Indeed. Blair's demise does not necessarily mark the end of neo-conservatism's malign influence. It was reported in Jasper Gerrard's interview of Gove published in the Observer last January that none other than "Gordon Brown [had] stopped to congratulate [Gove] on his hawkish work [i.e. "Celsius 7/7"]". The Gerrard interview itself is positively toe-curling in its obsequiousness, describing Gove, hilariously, as a "rigorous intellectual" and a "sharp debater" whose "deadliest tactic is to sound sympathetic while tearing your argument to shreds" ('with what?' one wonders). But this is par for the course in the once liberal now staunchly neo-conservative Observer, which also offers the likes of Amis, Andrew Anthony and Nick Cohen page after page upon which to break wind at length on subjects - Western liberalism and political Islam – that they show a singular failure to understand in any serious way.

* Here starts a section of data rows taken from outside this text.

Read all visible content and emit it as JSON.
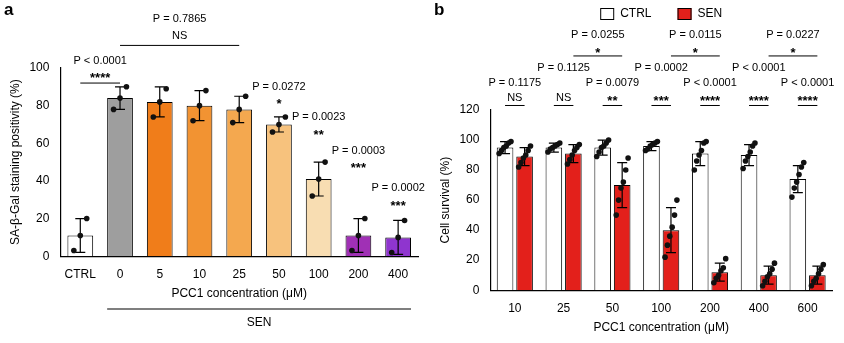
{
  "chart_data": [
    {
      "type": "bar",
      "title": "a",
      "categories": [
        "CTRL",
        "0",
        "5",
        "10",
        "25",
        "50",
        "100",
        "200",
        "400"
      ],
      "values": [
        11,
        84,
        82,
        80,
        78,
        70,
        41,
        11,
        10
      ],
      "errors": [
        9,
        6,
        8,
        8,
        7,
        4,
        9,
        9,
        9
      ],
      "points": [
        [
          3,
          11,
          20
        ],
        [
          78,
          84,
          90
        ],
        [
          74,
          82,
          89
        ],
        [
          72,
          80,
          88
        ],
        [
          71,
          78,
          85
        ],
        [
          66,
          70,
          74
        ],
        [
          32,
          41,
          50
        ],
        [
          3,
          11,
          20
        ],
        [
          2,
          10,
          19
        ]
      ],
      "colors": [
        "#ffffff",
        "#9e9e9e",
        "#f07d1a",
        "#f29332",
        "#f4a84f",
        "#f7c27d",
        "#f8ddb2",
        "#a030b5",
        "#8f35cf"
      ],
      "x_label": "PCC1 concentration (μM)",
      "y_label": "SA-β-Gal staining positivity (%)",
      "ylim": [
        0,
        100
      ],
      "yticks": [
        0,
        20,
        40,
        60,
        80,
        100
      ],
      "grid": false,
      "group": {
        "text": "SEN",
        "from": "0",
        "to": "400"
      },
      "brackets": [
        {
          "from": "CTRL",
          "to": "0",
          "y": 92
        },
        {
          "from": "0",
          "to": "25",
          "y": 112
        }
      ],
      "texts": [
        {
          "text": "****",
          "from": "CTRL",
          "to": "0",
          "y": 96
        },
        {
          "text": "P < 0.0001",
          "from": "CTRL",
          "to": "0",
          "y": 104
        },
        {
          "text": "NS",
          "from": "0",
          "to": "25",
          "y": 117
        },
        {
          "text": "P = 0.7865",
          "from": "0",
          "to": "25",
          "y": 126
        },
        {
          "text": "*",
          "from": "50",
          "y": 82
        },
        {
          "text": "P = 0.0272",
          "from": "50",
          "y": 90
        },
        {
          "text": "**",
          "from": "100",
          "y": 66
        },
        {
          "text": "P = 0.0023",
          "from": "100",
          "y": 74
        },
        {
          "text": "***",
          "from": "200",
          "y": 48
        },
        {
          "text": "P = 0.0003",
          "from": "200",
          "y": 56
        },
        {
          "text": "***",
          "from": "400",
          "y": 28
        },
        {
          "text": "P = 0.0002",
          "from": "400",
          "y": 36
        }
      ]
    },
    {
      "type": "bar",
      "title": "b",
      "categories": [
        "10",
        "25",
        "50",
        "100",
        "200",
        "400",
        "600"
      ],
      "series": [
        {
          "name": "CTRL",
          "color": "#ffffff",
          "values": [
            95,
            95,
            95,
            96,
            91,
            90,
            74
          ],
          "errors": [
            4,
            3,
            5,
            3,
            8,
            7,
            9
          ],
          "points": [
            [
              91,
              93,
              95,
              96,
              98,
              99
            ],
            [
              92,
              94,
              95,
              96,
              97,
              98
            ],
            [
              89,
              92,
              95,
              96,
              98,
              100
            ],
            [
              93,
              94,
              96,
              97,
              98,
              99
            ],
            [
              80,
              86,
              90,
              93,
              98,
              99
            ],
            [
              81,
              86,
              89,
              92,
              96,
              98
            ],
            [
              62,
              68,
              72,
              77,
              82,
              85
            ]
          ]
        },
        {
          "name": "SEN",
          "color": "#e3201b",
          "values": [
            89,
            91,
            70,
            40,
            12,
            10,
            10
          ],
          "errors": [
            6,
            6,
            15,
            15,
            6,
            6,
            6
          ],
          "points": [
            [
              82,
              85,
              88,
              90,
              93,
              96
            ],
            [
              84,
              87,
              90,
              93,
              95,
              97
            ],
            [
              50,
              60,
              68,
              72,
              80,
              88
            ],
            [
              22,
              30,
              36,
              42,
              50,
              60
            ],
            [
              5,
              8,
              10,
              13,
              15,
              21
            ],
            [
              3,
              6,
              9,
              11,
              14,
              18
            ],
            [
              3,
              6,
              8,
              11,
              14,
              17
            ]
          ]
        }
      ],
      "x_label": "PCC1 concentration (μM)",
      "y_label": "Cell survival (%)",
      "ylim": [
        0,
        120
      ],
      "yticks": [
        0,
        20,
        40,
        60,
        80,
        100,
        120
      ],
      "grid": false,
      "legend": "top",
      "brackets": [
        {
          "from": "10",
          "from_series": "CTRL",
          "to": "10",
          "to_series": "SEN",
          "y": 123
        },
        {
          "from": "25",
          "from_series": "CTRL",
          "to": "25",
          "to_series": "SEN",
          "y": 123
        },
        {
          "from": "50",
          "from_series": "CTRL",
          "to": "50",
          "to_series": "SEN",
          "y": 123
        },
        {
          "from": "100",
          "from_series": "CTRL",
          "to": "100",
          "to_series": "SEN",
          "y": 123
        },
        {
          "from": "200",
          "from_series": "CTRL",
          "to": "200",
          "to_series": "SEN",
          "y": 123
        },
        {
          "from": "400",
          "from_series": "CTRL",
          "to": "400",
          "to_series": "SEN",
          "y": 123
        },
        {
          "from": "600",
          "from_series": "CTRL",
          "to": "600",
          "to_series": "SEN",
          "y": 123
        },
        {
          "from": "25",
          "from_series": "SEN",
          "to": "50",
          "to_series": "SEN",
          "y": 156
        },
        {
          "from": "100",
          "from_series": "SEN",
          "to": "200",
          "to_series": "SEN",
          "y": 156
        },
        {
          "from": "400",
          "from_series": "SEN",
          "to": "600",
          "to_series": "SEN",
          "y": 156
        }
      ],
      "texts": [
        {
          "text": "NS",
          "from": "10",
          "from_series": "CTRL",
          "to": "10",
          "to_series": "SEN",
          "y": 128
        },
        {
          "text": "P = 0.1175",
          "from": "10",
          "from_series": "CTRL",
          "to": "10",
          "to_series": "SEN",
          "y": 138
        },
        {
          "text": "NS",
          "from": "25",
          "from_series": "CTRL",
          "to": "25",
          "to_series": "SEN",
          "y": 128
        },
        {
          "text": "P = 0.1125",
          "from": "25",
          "from_series": "CTRL",
          "to": "25",
          "to_series": "SEN",
          "y": 148
        },
        {
          "text": "**",
          "from": "50",
          "from_series": "CTRL",
          "to": "50",
          "to_series": "SEN",
          "y": 128
        },
        {
          "text": "P = 0.0079",
          "from": "50",
          "from_series": "CTRL",
          "to": "50",
          "to_series": "SEN",
          "y": 138
        },
        {
          "text": "***",
          "from": "100",
          "from_series": "CTRL",
          "to": "100",
          "to_series": "SEN",
          "y": 128
        },
        {
          "text": "P = 0.0002",
          "from": "100",
          "from_series": "CTRL",
          "to": "100",
          "to_series": "SEN",
          "y": 148
        },
        {
          "text": "****",
          "from": "200",
          "from_series": "CTRL",
          "to": "200",
          "to_series": "SEN",
          "y": 128
        },
        {
          "text": "P < 0.0001",
          "from": "200",
          "from_series": "CTRL",
          "to": "200",
          "to_series": "SEN",
          "y": 138
        },
        {
          "text": "****",
          "from": "400",
          "from_series": "CTRL",
          "to": "400",
          "to_series": "SEN",
          "y": 128
        },
        {
          "text": "P < 0.0001",
          "from": "400",
          "from_series": "CTRL",
          "to": "400",
          "to_series": "SEN",
          "y": 148
        },
        {
          "text": "****",
          "from": "600",
          "from_series": "CTRL",
          "to": "600",
          "to_series": "SEN",
          "y": 128
        },
        {
          "text": "P < 0.0001",
          "from": "600",
          "from_series": "CTRL",
          "to": "600",
          "to_series": "SEN",
          "y": 138
        },
        {
          "text": "*",
          "from": "25",
          "from_series": "SEN",
          "to": "50",
          "to_series": "SEN",
          "y": 160
        },
        {
          "text": "P = 0.0255",
          "from": "25",
          "from_series": "SEN",
          "to": "50",
          "to_series": "SEN",
          "y": 170
        },
        {
          "text": "*",
          "from": "100",
          "from_series": "SEN",
          "to": "200",
          "to_series": "SEN",
          "y": 160
        },
        {
          "text": "P = 0.0115",
          "from": "100",
          "from_series": "SEN",
          "to": "200",
          "to_series": "SEN",
          "y": 170
        },
        {
          "text": "*",
          "from": "400",
          "from_series": "SEN",
          "to": "600",
          "to_series": "SEN",
          "y": 160
        },
        {
          "text": "P = 0.0227",
          "from": "400",
          "from_series": "SEN",
          "to": "600",
          "to_series": "SEN",
          "y": 170
        }
      ]
    }
  ]
}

Dalrymple's point is well made. The madmen are indeed taking over the asylum. Ill informed, even quasi-racist views emanating from the fetid depths of the British neo-conservative imagination are hailed even by ostensibly liberal members of the political class as brilliant visions of moral clarity. After the catastrophe of Iraq, the dangers posed by governments seized with this sorts of chauvinistic hallucinations should hardly need to be explained. And yet, here we are, with so many in positions of power having apparently learnt nothing from the past 6 years of bloody disaster.

It seems to me that the appropriate response to this can be found if we return to what I described at the beginning of this article: the approach taken by Dalrymple in his own writings. Because it is he, rather than the self-proclaimed neo-conservative champions of Western civilisation that is the true heir to the Enlightenment values of open enquiry and the worth of the human being above all else. And it is by utilising those same values in our own political activity (be that on a personal or a public level) that we are able to counteract the dangerous fantasies of those who are forever imagining a world gripped by some Manichean struggle between the white knights of western civilisation and some barbarous horde from the east (led, invariably, by the latest incarnation of Hitler).

Such fantasies inevitably evaporate when confronted with reasonable representations of the truth, as is evident from Dalrymple's reviews of Gove and Amis's turgid efforts, which he blows away with a casual ease. Ultimately, in the political battles of our times, Enlightenment values will indeed prevail over the forces of unreason. Just not quite in the way that British neo-conservatives would imagine.